Neutrophils play a significant role in inflammation as well as wound healing, and function as the first line of defense against pathogenic microorganisms. Defects in the production and life cycle of neutrophils are the cause of the development of gingivitis which progresses to aggressive periodontitis in primary and permanent dentitions leading to a premature loss of teeth with adverse psychological effects.[20-22] Severe generalized gingivitis, tooth mobility, alveolar bone loss, and premature tooth loss in both dentitions are also common features in SCN.[23,24] These features are consistent with the present cases.

The prognosis of patients with SCN has been improved with G-CSF therapy. Despite adequate oral hygiene, some patients with SCN still suffering from frequent periodontal inflammation.[22] Although both sisters are on G-CSF, they still suffer from periodontal disease.
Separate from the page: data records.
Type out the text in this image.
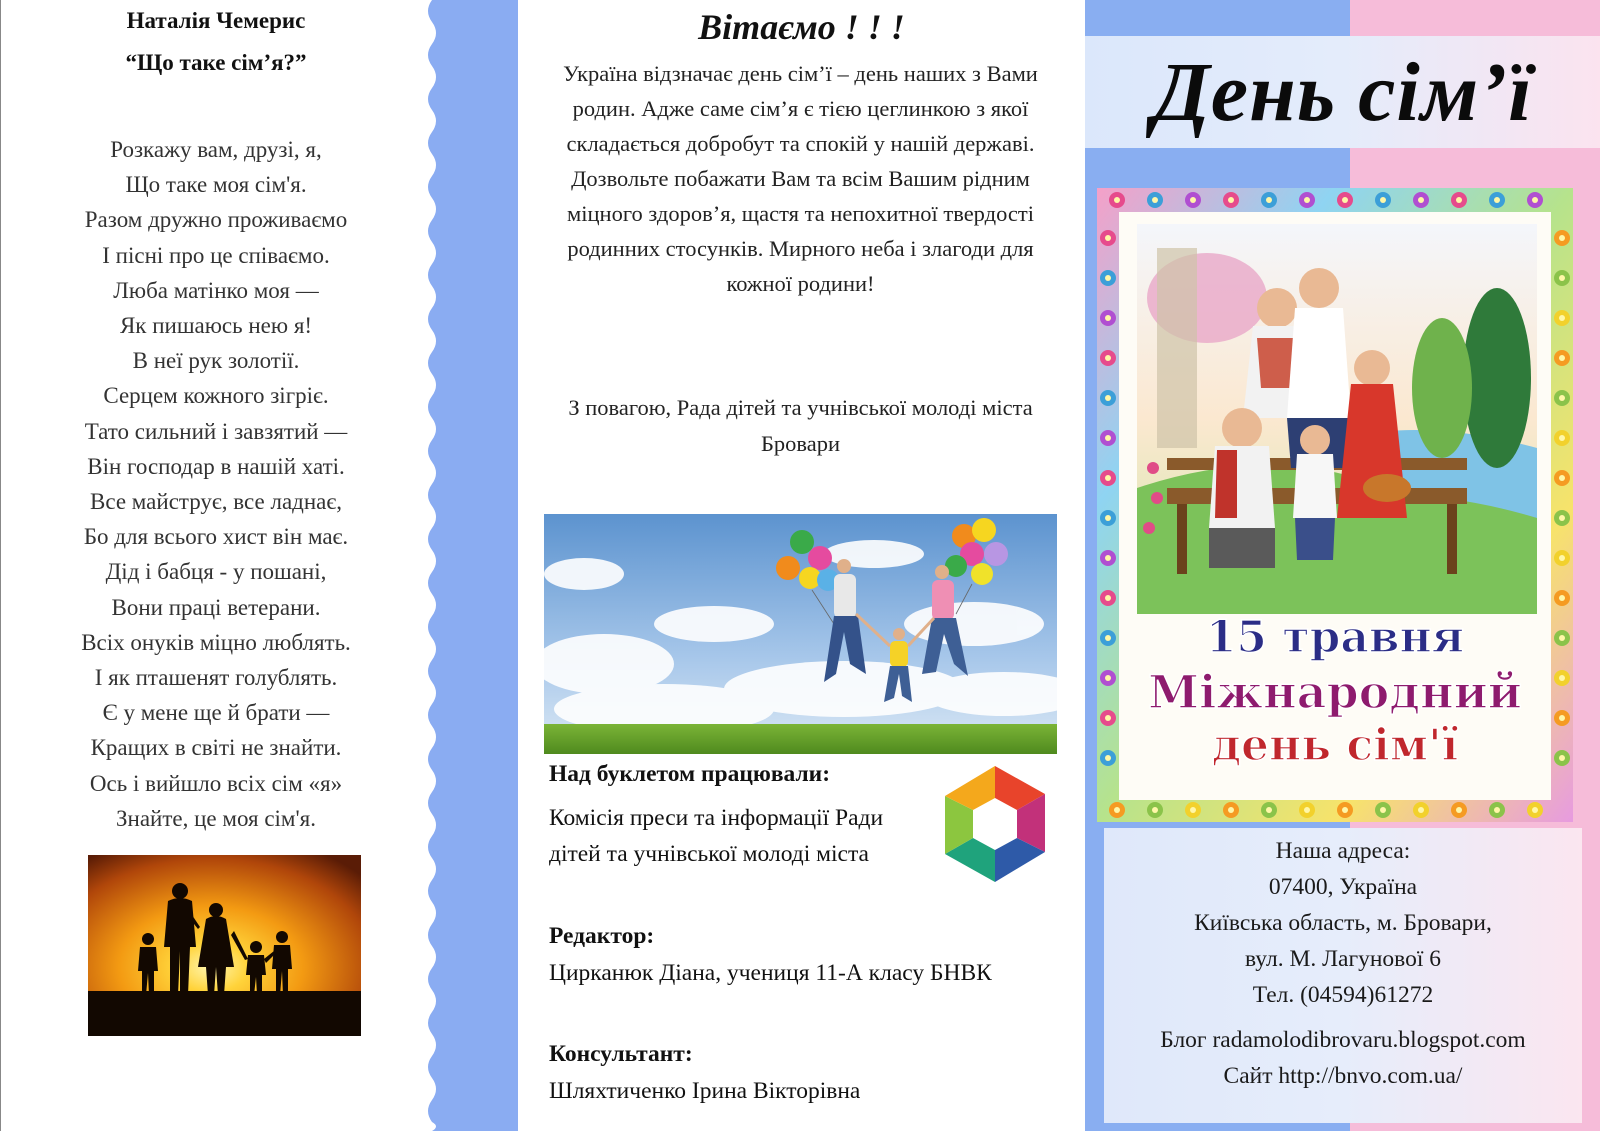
Наталія Чемерис
“Що таке сім’я?”
Розкажу вам, друзі, я,
Що таке моя сім'я.
Разом дружно проживаємо
І пісні про це співаємо.
Люба матінко моя —
Як пишаюсь нею я!
В неї рук золотії.
Серцем кожного зігріє.
Тато сильний і завзятий —
Він господар в нашій хаті.
Все майструє, все ладнає,
Бо для всього хист він має.
Дід і бабця - у пошані,
Вони праці ветерани.
Всіх онуків міцно люблять.
І як пташенят голублять.
Є у мене ще й брати —
Кращих в світі не знайти.
Ось і вийшло всіх сім «я»
Знайте, це моя сім'я.
Вітаємо ! ! !

Україна відзначає день сім’ї – день наших з Вами родин. Адже саме сім’я є тією цеглинкою з якої складається добробут та спокій у нашій державі. Дозвольте побажати Вам та всім Вашим рідним міцного здоров’я, щастя та непохитної твердості родинних стосунків. Мирного неба і злагоди для кожної родини!

З повагою, Рада дітей та учнівської молоді міста Бровари

Над буклетом працювали:
Комісія преси та інформації Ради дітей та учнівської молоді міста
Редактор:
Цирканюк Діана, учениця 11-А класу БНВК
Консультант:
Шляхтиченко Ірина Вікторівна
День сім’ї
15 травня
Міжнародний
день сім'ї
Наша адреса:
07400, Україна
Київська область, м. Бровари,
вул. М. Лагунової 6
Тел. (04594)61272
Блог radamolodibrovaru.blogspot.com
Сайт http://bnvo.com.ua/
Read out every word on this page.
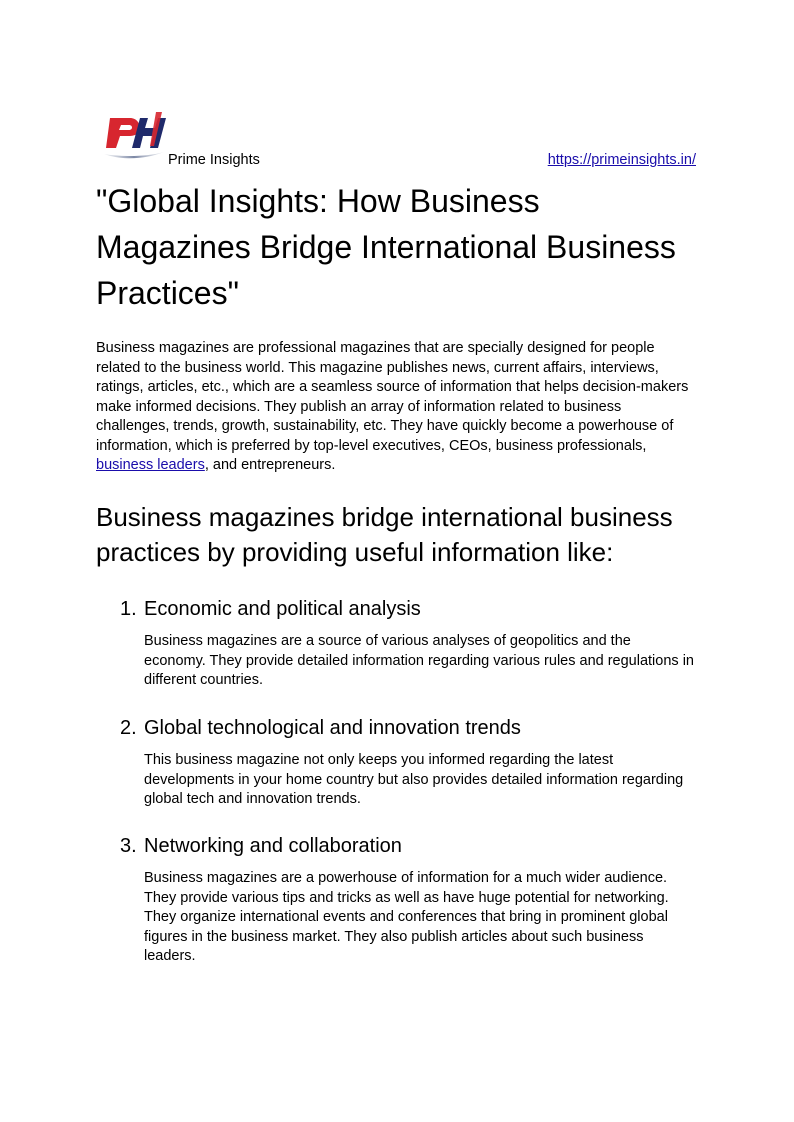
Prime Insights	https://primeinsights.in/
"Global Insights: How Business Magazines Bridge International Business Practices"

Business magazines are professional magazines that are specially designed for people related to the business world. This magazine publishes news, current affairs, interviews, ratings, articles, etc., which are a seamless source of information that helps decision-makers make informed decisions. They publish an array of information related to business challenges, trends, growth, sustainability, etc. They have quickly become a powerhouse of information, which is preferred by top-level executives, CEOs, business professionals, business leaders, and entrepreneurs.

Business magazines bridge international business practices by providing useful information like:
1. Economic and political analysis

Business magazines are a source of various analyses of geopolitics and the economy. They provide detailed information regarding various rules and regulations in different countries.

2. Global technological and innovation trends

This business magazine not only keeps you informed regarding the latest developments in your home country but also provides detailed information regarding global tech and innovation trends.

3. Networking and collaboration

Business magazines are a powerhouse of information for a much wider audience. They provide various tips and tricks as well as have huge potential for networking. They organize international events and conferences that bring in prominent global figures in the business market. They also publish articles about such business leaders.
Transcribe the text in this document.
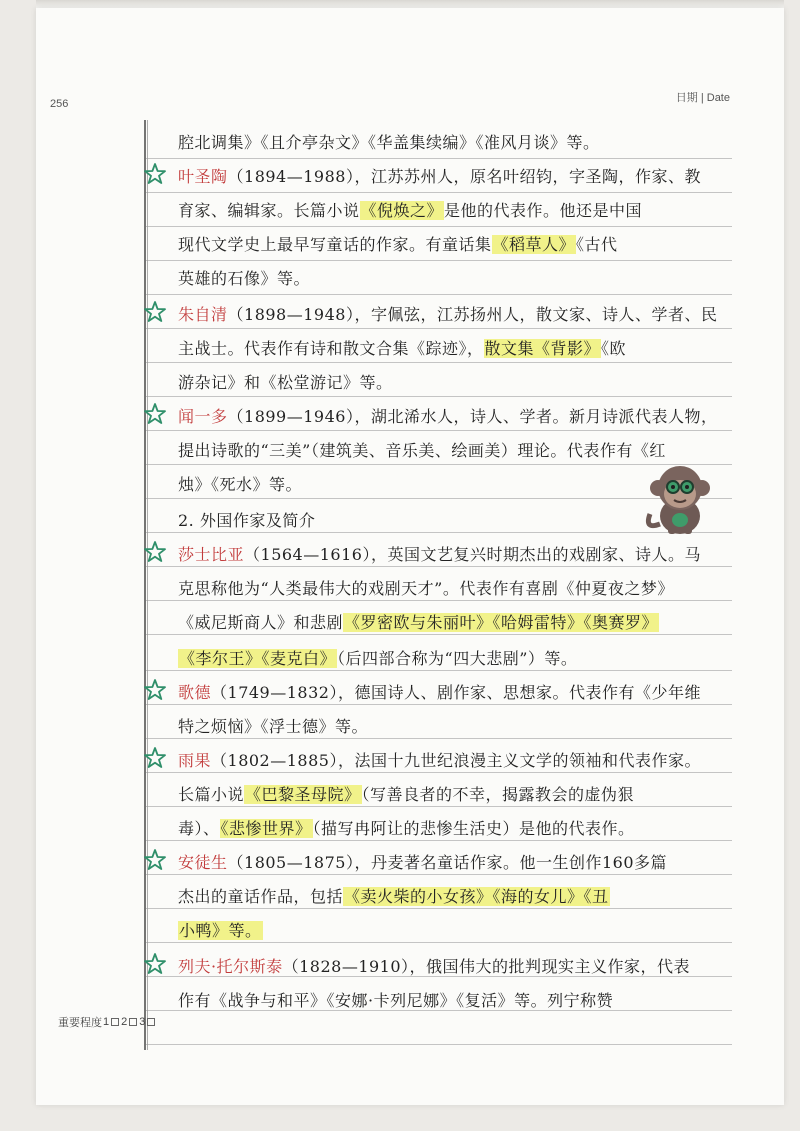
256	日期 | Date
腔北调集》《且介亭杂文》《华盖集续编》《准风月谈》等。
叶圣陶（1894—1988），江苏苏州人，原名叶绍钧，字圣陶，作家、教
育家、编辑家。长篇小说《倪焕之》是他的代表作。他还是中国
现代文学史上最早写童话的作家。有童话集《稻草人》《古代
英雄的石像》等。
朱自清（1898—1948），字佩弦，江苏扬州人，散文家、诗人、学者、民
主战士。代表作有诗和散文合集《踪迹》，散文集《背影》《欧
游杂记》和《松堂游记》等。
闻一多（1899—1946），湖北浠水人，诗人、学者。新月诗派代表人物，
提出诗歌的“三美”（建筑美、音乐美、绘画美）理论。代表作有《红
烛》《死水》等。
2. 外国作家及简介
莎士比亚（1564—1616），英国文艺复兴时期杰出的戏剧家、诗人。马
克思称他为“人类最伟大的戏剧天才”。代表作有喜剧《仲夏夜之梦》
《威尼斯商人》和悲剧《罗密欧与朱丽叶》《哈姆雷特》《奥赛罗》
《李尔王》《麦克白》（后四部合称为“四大悲剧”）等。
歌德（1749—1832），德国诗人、剧作家、思想家。代表作有《少年维
特之烦恼》《浮士德》等。
雨果（1802—1885），法国十九世纪浪漫主义文学的领袖和代表作家。
长篇小说《巴黎圣母院》（写善良者的不幸，揭露教会的虚伪狠
毒）、《悲惨世界》（描写冉阿让的悲惨生活史）是他的代表作。
安徒生（1805—1875），丹麦著名童话作家。他一生创作160多篇
杰出的童话作品，包括《卖火柴的小女孩》《海的女儿》《丑
小鸭》等。
列夫·托尔斯泰（1828—1910），俄国伟大的批判现实主义作家，代表
作有《战争与和平》《安娜·卡列尼娜》《复活》等。列宁称赞
重要程度 1 2 3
Thus, adjusting the ANC to the normal levels is insufficient to maintain good oral health in SCN patients because of the defect of the antibacterial peptide LL-37.[25,26] The side effects of SCN can be minimized with appropriate preventive measures and treatment approaches. The most effective way includes antimicrobials and frequent maintenance appointments.[23,27] Several studies recommend swabbing with 0.2% chlorhexidine gluconate twice daily by the parent to decrease dental plaque accumulation and dental caries.[19,28-32]

Surgical intervention could be the only option in treating patients with severe periodontitis as a manifestation of systemic diseases, such as, VPS45-associated SCN5. To reduce the risk of bacteremia, extraction of pulpally involved teeth and using antibiotics coverage before and after any dental procedure with soft tissue manipulation is recommended for such cases.[33]

Conclusion

The present two cases reflect the importance of early diagnosis of periodontal disease as a possible indicator of underlying systemic disease. There is an urgent need for a call to focus on oral health for patients with hematological diseases, such as, congenital neutropenia as well as promoting awareness of the interdisciplinary relationship between different specialties. Genetic counseling and parental education are substantial in the prevention protocols.